Moody’s Ratings has stripped the United States government of its top credit rating, citing successive governments’ failure to stop a rising tide of debt.
On Friday, Moody’s lowered the rating from a gold-standard Aaa to Aa1. “Successive US administrations and Congress have failed to agree on measures to reverse the trend of large annual fiscal deficits and growing interest costs,” it said as it changed its outlook on the US to “stable” from “negative”.
But, it added, the US “retains exceptional credit strengths such as the size, resilience and dynamism of its economy and the role of the US dollar as global reserve currency.”
Moody’s is the last of the three major rating agencies to lower the federal government’s credit rating. Standard & Poor’s downgraded federal debt in 2011, and Fitch Ratings followed in 2023.
In a statement, Moody’s said: “We expect federal deficits to widen, reaching nearly 9 percent of [the US economy] by 2035, up from 6.4 percent in 2024, driven mainly by increased interest payments on debt, rising entitlement spending, and relatively low revenue generation.’’

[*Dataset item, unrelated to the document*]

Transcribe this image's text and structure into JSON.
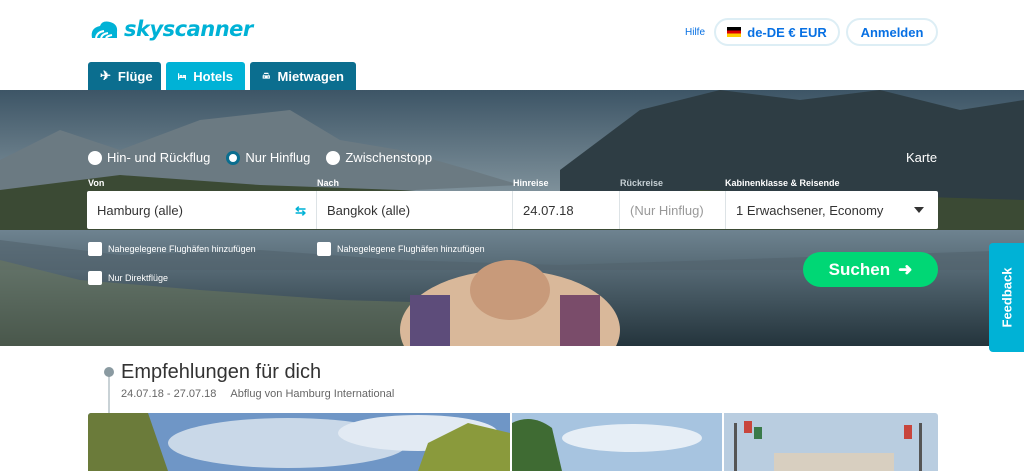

Extending President Donald Trump’s 2017 tax cuts, a priority of the Republican-controlled Congress, Moody’s said, would add $4 trillion over the next decade to the federal primary deficit, which does not include interest payments.
The White House adopted an aggressive tone towards Moody’s after the ratings agency downgraded the US credit rating.
White House communications director Steven Cheung reacted to the downgrade via a social media post, singling out Moody’s economist, Mark Zandi, for criticism. He called Zandi a political opponent of Trump.
“Nobody takes his ‘analysis’ seriously. He has been proven wrong time and time again,” Cheung said.
A gridlocked political system has been unable to tackle the huge deficits accumulated by the US. Republicans reject tax increases, and Democrats are reluctant to cut spending.
On Friday, House Republicans failed to push a big package of tax breaks and spending cuts through the Budget Committee. A small group of hard-right Republican lawmakers, insisting on steeper cuts to Medicaid and President Joe Biden’s green energy tax breaks, joined all Democrats in opposing it, a rare political setback for the Republican president.